Ele destacou que, a longo prazo, esse passo da UE poderá ter “consequências muito mais graves”.
“Isto mais uma vez confirma que as medidas que a Rússia está tomando foram corretas”, declarou.
“A União Europeia é uma associação que adota uma posição pouco amistosa em relação a nós e toma medidas hostis. Chamando as coisas pelos nomes, de caráter inimigo em relação a nós”, acrescentou.
O presidente da Ucrânia, Volodimir Zelenski, elogiou nesta segunda a decisão da UE de, pela primeira vez em sua história, organizar e financiar, com 500 milhões de euros, o fornecimento de armas em uma guerra envolvendo um país de fora do bloco.
“Preciso de munição, não de uma viagem”, disse o presidente ucraniano, Volodymyr Zelensky, na sexta-feira (25), ao rejeitar uma oferta dos Estados Unidos para resgatá-lo da Ucrânia.
Seu pedido aparentemente foi ouvido pela comunidade internacional.
À medida que a invasão russa da Ucrânia, que começou em 24 de fevereiro, continua, vários países prometeram apoio enviando armas ao país, um movimento sem precedentes, com mudança importante de posição por parte da Alemanha.
No sábado (26), Estados Unidos, Alemanha, Austrália, França e Holanda anunciaram remessas de armas para a Ucrânia.
O Departamento de Estado americano se comprometeu com o equivalente a US$ 350 milhões em armas, incluindo mísseis antitanque Javelin, sistemas antiaéreos e coletes à prova de balas.
A Alemanha confirmou que forneceria à Ucrânia mil lançadores de granadas antitanque e 500 mísseis Stinger e, em paralelo, anunciou a suspensão do bloqueio para envio de armas de fabricação alemã por meio de outros países.
A decisão marca uma mudança importante e poderia abrir espaço para um aumento da ajuda militar à Ucrânia vinda de outros países do continente.
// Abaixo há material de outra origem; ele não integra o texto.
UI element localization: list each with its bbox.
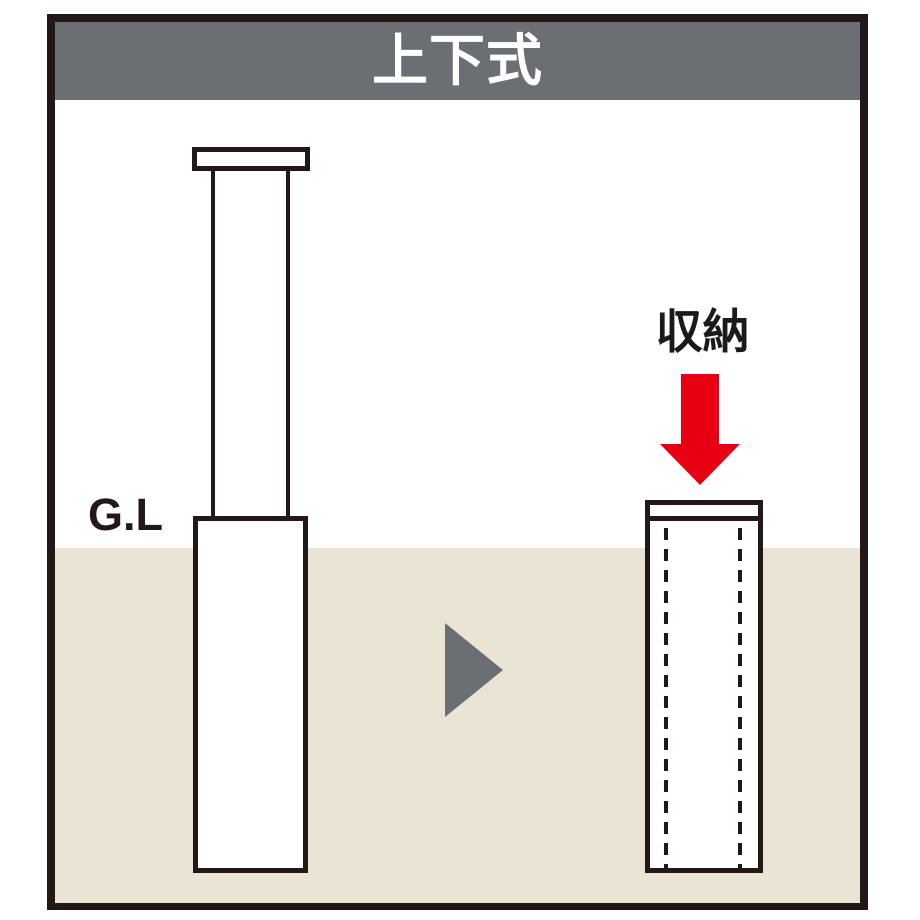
storage-label: 収納 — [640, 308, 765, 355]
down-arrow-head — [660, 444, 740, 485]
title-bar: 上下式 — [55, 22, 860, 100]
bollard-retracted-body-icon — [645, 500, 763, 873]
diagram-title: 上下式 — [372, 33, 543, 89]
bollard-retracted-cap-line — [650, 516, 758, 521]
hidden-post-dashed-line-right — [738, 528, 742, 868]
transition-arrow-icon — [445, 623, 503, 717]
bollard-cap-icon — [192, 147, 310, 171]
diagram-canvas: 上下式 G.L 収納 — [0, 0, 920, 920]
down-arrow-shaft — [681, 374, 719, 446]
ground-level-label: G.L — [88, 492, 163, 537]
bollard-post-icon — [211, 171, 290, 521]
bollard-sleeve-icon — [193, 516, 308, 873]
hidden-post-dashed-line-left — [664, 528, 668, 868]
Isso porque uma parte das armas fabricadas na Europa são pelo menos parcialmente manufaturadas na Alemanha – o que significa que o país pode interferir na decisão de enviá-las a outras regiões.
A Holanda, por sua vez, anunciou que entregaria 50 armas antitanque Panzerfaust-3 e 400 foguetes.
Alemanha e Holanda estudam ainda enviar um sistema de defesa aérea conjunto Patriot para um grupo de batalha da Otan (Organização do Tratado do Atlântico Norte) na Eslováquia, que faz fronteira com a Ucrânia.
A aliança militar tem enviado tropas para o leste europeu “para responder rapidamente a qualquer contingência”.
No domingo, a presidente da Comissão Europeia, Ursula von der Leyen, comunicou que a União Europeia, pela primeira vez em sua história, compraria armamentos para entregar a uma nação em guerra.
Ao anunciar o fornecimento de armas à Ucrânia, Leyen também divulgou uma série de novas sanções contra a Rússia, entre elas o fechamento do espaço aéreo europeu para aeronaves do país, e contra a vizinha Belarus, considerada cúmplice da invasão russa.
Horas depois, a Suécia informou que enviaria 5 mil lançadores de mísseis antitanque, 5 mil coletes, 5 mil capacetes e 135 mil pacotes de ração militar aos ucranianos.
Segundo a primeira-ministra do país, Magdalena Andersson, esta é a primeira vez que a Suécia manda armas para uma região em conflito desde a invasão soviética à Finlândia em 1939. As informações são da agência de notícias Efe e da BBC News.